No, it’s actually the opposite, I think.

If I’m showing them a game, or a ritual, or an experiment, or at trick someone else is supposedly performing for both of us, or showing them some strange object I picked at a yard sale, or something—I can clarify the conditions as an outsider.

“Wait, double check. Is that box really empty?”

“Do the instructions say we can’t shuffle the cards? Okay… I’m going to shuffle them then.”

“Hold on. Let’s look real close. Are those cards all different? Sometimes they’ll repeat the same group of cards over and over as if you wouldn’t notice.”

“See, I thought there must have been something tricky about this thing. But as far as I can tell it’s really just a normal ring. Can you see anything weird about it?”

So for that reason I think the Audience-Centric style of magic can help you add clarity to an effect.

The only performance style I wouldn’t do it with is the Distracted Artist style. When performing something in that style, the magic is supposed to come off as unpremeditated, so any overt clarification would seem out of place. (This is what makes Distracted Artist such a good style for those tricks where you can’t clarify the conditions satisfactorily for one reason or another.)


I’ve come to the same conclusions as you have when it comes to NOT being subtle with the conditions of a trick.
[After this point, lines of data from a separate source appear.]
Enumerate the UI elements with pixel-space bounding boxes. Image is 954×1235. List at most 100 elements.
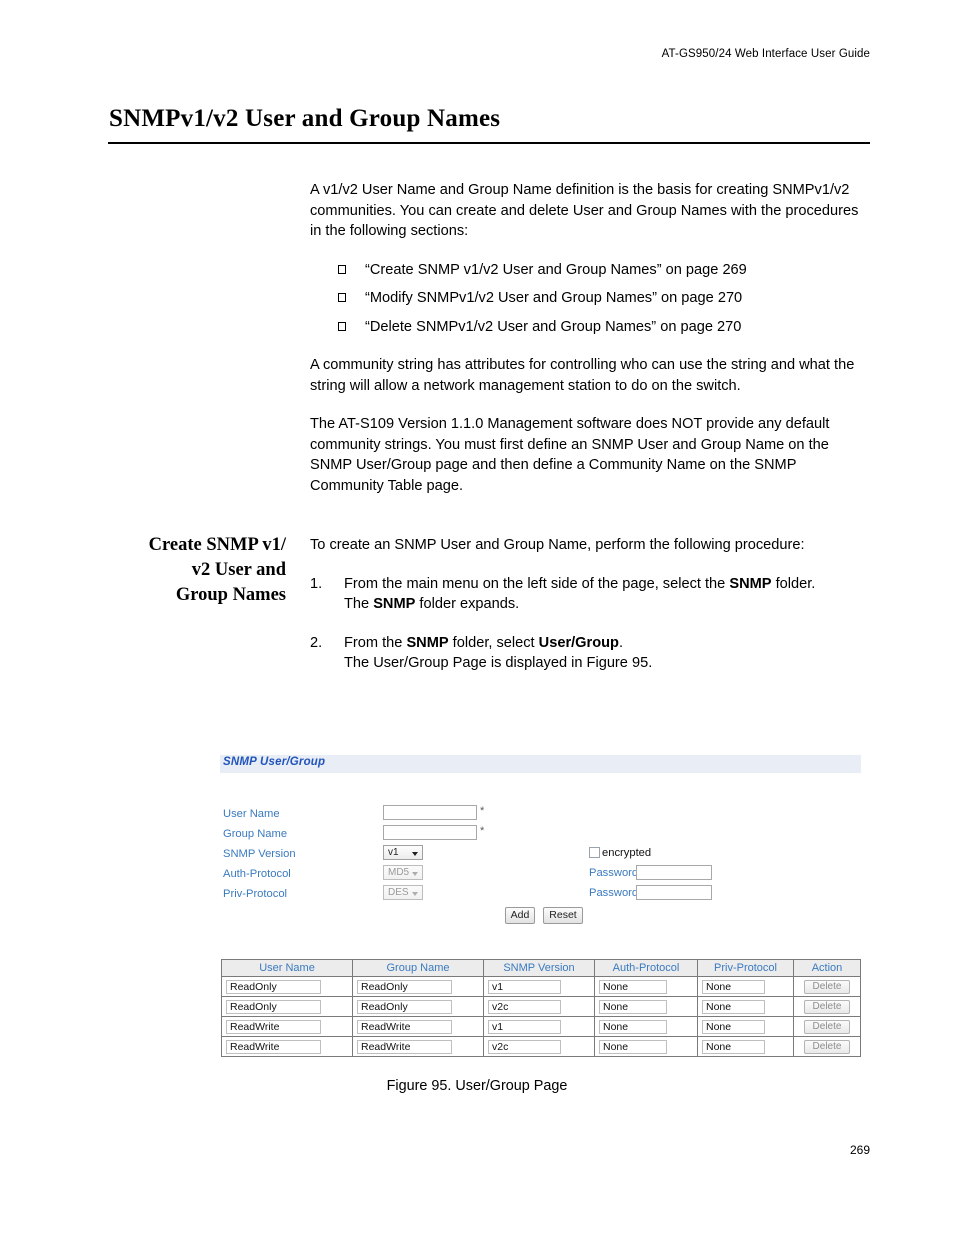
table-row: ReadOnly ReadOnly v1 None None Delete	[221, 976, 861, 997]
auth-protocol-field[interactable]: None	[599, 1039, 667, 1054]
procedure-body: To create an SNMP User and Group Name, p…	[310, 535, 872, 692]
chevron-down-icon	[412, 872, 418, 876]
table-row: ReadWrite ReadWrite v1 None None Delete	[221, 1016, 861, 1037]
table-header-row: User Name Group Name SNMP Version Auth-P…	[221, 959, 861, 977]
cell-snmp-version: v1	[483, 976, 595, 997]
step-emphasis: SNMP	[406, 634, 449, 651]
auth-protocol-label: Auth-Protocol	[223, 868, 291, 880]
cross-reference-link[interactable]: “Create SNMP v1/v2 User and Group Names”…	[365, 262, 747, 278]
delete-button[interactable]: Delete	[804, 1039, 850, 1054]
priv-protocol-field[interactable]: None	[702, 1019, 765, 1034]
auth-protocol-field[interactable]: None	[599, 1019, 667, 1034]
chevron-down-icon	[412, 892, 418, 896]
auth-protocol-select[interactable]: MD5	[383, 865, 423, 880]
cell-snmp-version: v2c	[483, 1036, 595, 1057]
group-name-required-marker: *	[480, 825, 485, 837]
user-name-required-marker: *	[480, 805, 485, 817]
running-header: AT-GS950/24 Web Interface User Guide	[661, 48, 870, 60]
square-bullet-icon	[338, 264, 346, 274]
group-name-field[interactable]: ReadWrite	[357, 1019, 453, 1034]
user-name-field[interactable]: ReadOnly	[226, 999, 322, 1014]
cell-priv-protocol: None	[697, 976, 794, 997]
delete-button[interactable]: Delete	[804, 999, 850, 1014]
column-header-group-name: Group Name	[352, 959, 484, 977]
intro-body: A v1/v2 User Name and Group Name definit…	[310, 180, 872, 496]
snmp-version-label: SNMP Version	[223, 848, 296, 860]
snmp-version-field[interactable]: v2c	[488, 999, 562, 1014]
auth-protocol-field[interactable]: None	[599, 999, 667, 1014]
step-text-part: From the	[344, 634, 407, 651]
list-item[interactable]: “Create SNMP v1/v2 User and Group Names”…	[310, 260, 872, 281]
step-text-part: folder.	[771, 575, 816, 592]
user-name-field[interactable]: ReadWrite	[226, 1039, 322, 1054]
intro-paragraph-1: A v1/v2 User Name and Group Name definit…	[310, 182, 859, 239]
cell-auth-protocol: None	[594, 996, 698, 1017]
step-text-part: .	[618, 634, 624, 651]
priv-protocol-value: DES	[388, 887, 409, 898]
procedure-steps: 1. From the main menu on the left side o…	[310, 574, 872, 674]
section-sidehead: Create SNMP v1/ v2 User and Group Names	[110, 533, 286, 608]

Whenever I find myself thinking “I don’t need to tell someone that. They’ll surely pick up on it themselves.” I think of the video below. It makes your point but from the opposite direction. —AC


Final thoughts on this for now… What I’ve seen cause effects to fail most often is what the audience fails to notice, as opposed to what they do notice. We spend a lot of energy to get them not to notice a move or a gimmick. This is important, but it’s only one aspect of fooling people. Hiding things is just the defensive part of the game. The offensive part is clarifying the conditions in order to forcefully establish the reality that you’re going to soon violate.